In the past two weeks, I have been entranced by this Broadway musical, which has been a smashing success since December 2016 when it was first released and won 11 Grammys. Some of my friends know it by heart. My dear friend hosted a Seder inspired by the musical. My own kids have been singing it for a straight year now and begged me to listen to it. So when I finally inserted the disk in the car last week I was not surprised that 10 minutes later I was hooked. Lin Manuel Miranda was able to bring to life a man whose legacy is long forgotten for many, Alexander Hamilton. A very brave and important man who couldn’t plan his legacy for future generations because he died too young while building this country. The rhythms and the bold strong words in rap-singing style catches your ears and heart off guard pretty much in the first song. The story of this tenacious young man who will not throw away his ‘shot’ for government and power, despite the fact that he does not carry family pedagogy or money is quite a tale of heroism and bravery. The fascinating fight for freedom and true leadership that Hamilton exemplifies can’t leave anyone indifferent, including very young audiences. My daughter is nine and she can sing most of it.
My fascination with American history has been growing ever since I swore my oath at the American courthouse in Pittsburgh and become an American. This powerful democracy, the leader of the free world, didn’t always have it together. It had many ups and downs and fighting was never a spice that was missing from the American stew. American democracy is not perfect and that fact alone gives other democracies hope. Democratic procedures, ideals of freedom are not easy to carve or mold and the pain that it takes to get there is necessary for growth. The line that keeps repeating in the play: “because just like my country I am young, scrappy and hungry and I am not throwing away my shot!” With complete pleasure, the listener gets to learn about the challenges and obstacles that paved the way to the writings of the Federal Papers, which Hamilton himself wrote fifty-one of them.

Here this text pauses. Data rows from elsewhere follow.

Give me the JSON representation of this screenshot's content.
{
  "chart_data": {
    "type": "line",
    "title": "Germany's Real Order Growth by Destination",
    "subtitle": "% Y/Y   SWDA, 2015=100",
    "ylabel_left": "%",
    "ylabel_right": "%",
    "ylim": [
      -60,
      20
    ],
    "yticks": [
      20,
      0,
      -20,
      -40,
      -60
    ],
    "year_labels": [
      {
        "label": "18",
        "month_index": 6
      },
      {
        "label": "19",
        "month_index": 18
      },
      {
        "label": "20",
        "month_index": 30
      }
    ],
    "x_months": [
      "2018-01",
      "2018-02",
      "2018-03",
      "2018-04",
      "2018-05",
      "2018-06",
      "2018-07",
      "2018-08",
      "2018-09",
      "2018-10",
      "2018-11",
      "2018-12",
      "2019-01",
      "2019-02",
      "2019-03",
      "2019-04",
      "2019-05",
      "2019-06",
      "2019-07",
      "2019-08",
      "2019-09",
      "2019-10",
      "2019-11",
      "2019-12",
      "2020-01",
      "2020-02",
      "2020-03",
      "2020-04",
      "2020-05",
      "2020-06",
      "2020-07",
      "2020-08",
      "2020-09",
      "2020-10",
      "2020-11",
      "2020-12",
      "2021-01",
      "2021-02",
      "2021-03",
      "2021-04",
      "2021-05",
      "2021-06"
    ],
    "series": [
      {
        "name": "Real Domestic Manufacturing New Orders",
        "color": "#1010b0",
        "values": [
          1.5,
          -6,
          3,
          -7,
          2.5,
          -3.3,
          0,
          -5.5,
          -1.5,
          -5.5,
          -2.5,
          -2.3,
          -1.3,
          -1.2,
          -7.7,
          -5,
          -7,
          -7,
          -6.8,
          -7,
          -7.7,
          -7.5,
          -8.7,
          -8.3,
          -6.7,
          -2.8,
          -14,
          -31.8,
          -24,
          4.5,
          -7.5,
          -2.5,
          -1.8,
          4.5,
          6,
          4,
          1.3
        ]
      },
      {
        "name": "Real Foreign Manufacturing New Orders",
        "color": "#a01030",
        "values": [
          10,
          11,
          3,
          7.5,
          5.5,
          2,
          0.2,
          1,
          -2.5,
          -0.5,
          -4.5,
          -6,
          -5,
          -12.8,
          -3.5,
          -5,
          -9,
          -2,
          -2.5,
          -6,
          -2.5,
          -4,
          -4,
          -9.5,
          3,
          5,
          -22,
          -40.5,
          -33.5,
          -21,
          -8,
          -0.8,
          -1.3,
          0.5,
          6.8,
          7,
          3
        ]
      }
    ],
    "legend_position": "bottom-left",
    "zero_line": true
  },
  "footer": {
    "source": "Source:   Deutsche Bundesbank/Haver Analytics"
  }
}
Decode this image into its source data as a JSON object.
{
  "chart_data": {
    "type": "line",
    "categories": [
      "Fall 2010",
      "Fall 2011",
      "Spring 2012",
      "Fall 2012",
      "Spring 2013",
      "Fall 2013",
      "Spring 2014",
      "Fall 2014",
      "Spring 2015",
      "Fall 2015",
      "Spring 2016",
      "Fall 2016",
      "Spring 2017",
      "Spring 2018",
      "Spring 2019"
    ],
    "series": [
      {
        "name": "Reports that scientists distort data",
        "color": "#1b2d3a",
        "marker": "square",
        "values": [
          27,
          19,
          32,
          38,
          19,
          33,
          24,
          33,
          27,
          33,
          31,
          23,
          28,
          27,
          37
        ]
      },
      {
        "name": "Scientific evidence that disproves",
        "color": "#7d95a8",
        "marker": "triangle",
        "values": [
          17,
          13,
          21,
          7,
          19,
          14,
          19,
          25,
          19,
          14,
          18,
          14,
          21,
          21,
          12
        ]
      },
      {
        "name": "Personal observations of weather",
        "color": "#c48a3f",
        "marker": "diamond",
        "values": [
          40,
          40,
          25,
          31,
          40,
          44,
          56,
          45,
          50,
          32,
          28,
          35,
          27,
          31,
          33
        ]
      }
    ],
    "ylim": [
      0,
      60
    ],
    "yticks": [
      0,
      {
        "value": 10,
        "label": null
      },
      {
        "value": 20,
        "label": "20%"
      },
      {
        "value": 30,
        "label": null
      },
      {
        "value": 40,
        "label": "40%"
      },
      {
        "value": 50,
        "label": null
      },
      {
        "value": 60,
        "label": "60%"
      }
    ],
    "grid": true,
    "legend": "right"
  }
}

As someone who was born almost 200 years after the American Revolution in a 21-year democracy across the Atlantic Ocean on the Mediterranean shores, I feel that there is much to learn from American history. Israel my country of birth (Moledet) is still struggling to define its own democracy, its social nature, and its boundaries. This struggle encompasses the freedom of religion, pluralism, and the need to protect the character of a Jewish moral society in the face of radical elements that exist in Israel’s culture, society and borders. Founded only on ten founding laws and its declaration of independence, many Israelis are trying to advocate for a solid constitution for this 69 years old democracy, but have yet to succeed. We need an Alexander Hamilton, who will not stop writing and debating until the Israeli democracy will lose its fragility to a solid democracy.

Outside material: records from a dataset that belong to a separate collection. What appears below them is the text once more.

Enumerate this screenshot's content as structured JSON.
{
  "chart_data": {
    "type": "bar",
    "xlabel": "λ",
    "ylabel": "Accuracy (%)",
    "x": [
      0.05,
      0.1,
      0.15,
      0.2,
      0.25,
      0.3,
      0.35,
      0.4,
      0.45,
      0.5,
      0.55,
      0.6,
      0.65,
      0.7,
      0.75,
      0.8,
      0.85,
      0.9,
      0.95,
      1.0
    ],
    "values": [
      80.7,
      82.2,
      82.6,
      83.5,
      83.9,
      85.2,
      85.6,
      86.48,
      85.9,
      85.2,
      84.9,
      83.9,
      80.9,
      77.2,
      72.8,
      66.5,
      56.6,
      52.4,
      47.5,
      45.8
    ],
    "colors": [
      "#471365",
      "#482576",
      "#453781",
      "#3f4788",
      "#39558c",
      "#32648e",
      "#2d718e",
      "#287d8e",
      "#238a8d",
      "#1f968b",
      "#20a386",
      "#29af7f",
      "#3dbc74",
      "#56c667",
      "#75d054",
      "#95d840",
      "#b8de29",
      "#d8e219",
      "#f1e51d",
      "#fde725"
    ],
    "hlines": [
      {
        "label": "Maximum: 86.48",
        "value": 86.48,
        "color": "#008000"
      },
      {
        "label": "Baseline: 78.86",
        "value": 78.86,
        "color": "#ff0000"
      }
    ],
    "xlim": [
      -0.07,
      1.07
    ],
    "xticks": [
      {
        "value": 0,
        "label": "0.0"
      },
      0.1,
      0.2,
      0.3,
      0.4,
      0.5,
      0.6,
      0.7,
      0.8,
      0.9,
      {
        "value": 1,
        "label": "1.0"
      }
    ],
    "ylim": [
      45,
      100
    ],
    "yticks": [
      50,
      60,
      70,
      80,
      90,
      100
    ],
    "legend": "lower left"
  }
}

Fighting for freedom from the British crown, fighting for the abolishment of slavery, fighting against global communist powers, and joining two world wars; American history, just like Hamilton, takes pride in fighting for what they believe is right. Part of the beauty of Hamilton’s story is the strife between Alexander Hamilton and Aaron Burr who did not see eye to eye on many issues; fighting strategies, setting up the American financial federal system, or supporting the French in their war against England. The story keeps emphasizing the difference between the two rivals who started as two orphans, later colleagues and ended up political rivals who ended the story in tragedy. Hamilton will fight for his ideas while Burr will never reveal what he really believes in, apart from his own success. Burr will bend for success, while Hamilton will die for what he thinks is right.
All this happens during the American Revolution when thousands are dying and there is uncertainty everywhere, yet the Schuyler sisters sing: “Look around, look around how lucky we are to be alive right now – in the greatest city in the world.” This, of course, refers to Manhattan in 1776, what is amazing to me is that this statement, like the American Constitution, still holds truth today. Manhattan is still the greatest city in the world and American democracy is still going strong. The American history book has good and bad pages and Hamilton has definitely an important and a bright chapter in it. Two Hundred and Forty One years later we can use his story for inspiration of great ideals, now that’s a legacy, Eliza! Not to mention the $1280 for a ticket to experience its splendor.